Fra le pesantezze del piccolo commercio gay, la diffida rivolta agli eterosessuali a non parlare di omosessualità e la leggerezza dello svolazzo di tante piume color rosa bonbon, ciò che occorre a questo punto osservare è la miseria del discorso neo-gay , oscillante fra tracotanza e vittimismo: un discorso ideologico che sotto l’apparenza della liberazione dell’omosessuale dai suoi imperfetti abbracci, della donna dal cosiddetto ganzo e dei bambini dagli ormai obsoleti padri e madri, riduce la sessualità, ovvero la zona più delicata di molte vite, a gestione politico-ideologica dei bisogni.

E c’è di meglio. Si può infatti ancora dire – parafrasando l’apocrifo Enrico Berlinguer delle “Lettere agli eretici, epistolario con i dirigenti della nuova sinistra italiana” – che nella dura lotta verso la costruzione-invenzione della diversità omosessuale alfine valorizzata e resa paradossalmente uguale e perbene per cooptazione nella neo-istituzione nel matrimonio unisex è finalmente possibile celare ‘un attimino’ la generale mediocrità carnale che caratterizza l’epoca sì da renderla accetta. Il modesto deviante che inseguiva eroicamente la diversità come se fosse una lontana isola corallina e ora conquista negli uffici del Comune il placet alla sua particolare inclinazione può infine essere convinto dai guardiani dei suoi sogni e dei suoi bisogni di essere pervenuto a un grado di uguaglianza talmente sfolgorante da non avvedersi più dell’insipidità del suo germe passionale in tutto e per tutto simile a quella dell’eterosessuale, a dispetto della bizzarria, politicamente nobilitata, delle sue pratiche intime.

 Strappato infine il matrimonio a una presunta “aristocrazia” eterosessuale e ghigliottinato quello che un tempo si chiamava “erotismo”, “bei pezzi di figa” o ragazzi così belli da far venire un’erezione persino a uno svizzero ( mi si scusi la sguaiatezza) si può alfine accedere all’austero regime del re-coppia e occultando il grigiore corporeo che dà la sua impronta all’epoca svalutare persino il vizio, riducendolo a gita domenicale per famiglie preferibilmente unisex, con una normale vita unisex e figli normalmente unisex.
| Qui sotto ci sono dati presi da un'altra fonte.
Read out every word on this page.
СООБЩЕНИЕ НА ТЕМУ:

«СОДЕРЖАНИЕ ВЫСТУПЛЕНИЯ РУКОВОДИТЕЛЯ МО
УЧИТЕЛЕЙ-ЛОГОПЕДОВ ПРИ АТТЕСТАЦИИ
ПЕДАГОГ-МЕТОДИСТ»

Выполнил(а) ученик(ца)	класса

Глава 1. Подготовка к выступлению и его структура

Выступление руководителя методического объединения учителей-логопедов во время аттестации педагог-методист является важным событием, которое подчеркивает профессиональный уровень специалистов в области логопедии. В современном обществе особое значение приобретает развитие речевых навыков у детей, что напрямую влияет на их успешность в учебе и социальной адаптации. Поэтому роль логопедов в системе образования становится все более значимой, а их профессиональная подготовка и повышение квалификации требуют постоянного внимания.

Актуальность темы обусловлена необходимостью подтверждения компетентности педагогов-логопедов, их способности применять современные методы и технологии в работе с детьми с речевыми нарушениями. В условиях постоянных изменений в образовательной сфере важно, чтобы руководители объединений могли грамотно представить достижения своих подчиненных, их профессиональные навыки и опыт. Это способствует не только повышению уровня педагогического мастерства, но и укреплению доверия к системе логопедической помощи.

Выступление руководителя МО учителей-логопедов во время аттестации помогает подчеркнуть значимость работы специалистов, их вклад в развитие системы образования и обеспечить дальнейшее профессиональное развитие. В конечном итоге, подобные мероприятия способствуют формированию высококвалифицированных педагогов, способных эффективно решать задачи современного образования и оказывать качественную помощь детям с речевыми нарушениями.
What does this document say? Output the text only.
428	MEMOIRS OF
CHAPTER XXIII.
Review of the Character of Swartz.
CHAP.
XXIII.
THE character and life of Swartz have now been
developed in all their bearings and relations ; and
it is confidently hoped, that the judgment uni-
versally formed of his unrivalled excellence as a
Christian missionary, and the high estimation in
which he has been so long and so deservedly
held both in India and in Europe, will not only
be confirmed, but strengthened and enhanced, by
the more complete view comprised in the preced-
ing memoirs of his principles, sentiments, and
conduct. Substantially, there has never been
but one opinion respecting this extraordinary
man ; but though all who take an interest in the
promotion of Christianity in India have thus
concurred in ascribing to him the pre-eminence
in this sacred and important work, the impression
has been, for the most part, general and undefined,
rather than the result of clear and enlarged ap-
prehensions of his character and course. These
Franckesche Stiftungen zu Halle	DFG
Si divaga quindi, spesso e volentieri, sulle varie pratiche sessuali, sui vantaggi e gli svantaggi di ognuna, sui modi idonei a sperimentarle e a metterle in commercio, sulla necessità di renderle accette alla società tramite tesseramento o opportuno ticket, e in questo calderone o Luna park la logorrea, più che la fantasia, di ognuno trova modo di sbizzarrirsi “un attimino”, purché in obbedienza all’ordinato e perbene movimento di antropomorfizzazione del capitale. Esso, come ben sanno i guardiani dei bisogni e dei bisognini, ha avuto bisogno di mercanzie sempre diverse e sempre rinnovate, da immettere nel mercato e lo spettacolo dei comportamenti.

Sì alla valorizzazione della devianza, di ogni modesta devianza, nella più generale regressione e involgarimento dell’uomo di massa e della fine del mondo se non di Benedetto XVI perlomeno di Beckett. Sì alla creazione indefessa di nuove devianze e di neo-gay informati, prudenti, nemici dell’oltraggio, e con il borsello. Continuate così, compagni, ma tesserateli e sposateli, tutti in fila per due…

In un’epoca di decadenza, a un tempo luminosa e oscura, barbara e civilizzata, ho divagato adesso circa le nozze con i fichi secchi e la dissipazione della memoria, della lingua e della stirpe, oltre che della bellezza dei corpi, e mi accorgo che forse c’è poco da ridere. Eppure continuo a credere che forse più che sciogliere le trecce al vento zapatero e “resistere, resistere, resistere” occorrerebbe sorridere. Rida chi può, se è vero – con Italo Calvino – che “solo il riso – irrisione, falsetto autoderisorio, smorfia convulsa – garantisce che il discorso è all’altezza della terribilità del vivere e segna una mutazione rivoluzionaria”. Mi accorgo ( incidentalmente, ho il televisore acceso) che Benedetto XVI sorride… C’è da chiedersi se non sia proprio lui – “conservatore”, “pastore tedesco” “peggio del peggio” e pietra scartata – il ponte su cui passa il mutamento di una memoria che, se Dio vuole, non si dissipa nel mare della volgarità imperante, di una lingua che non mente, di una stirpe che non si estingue.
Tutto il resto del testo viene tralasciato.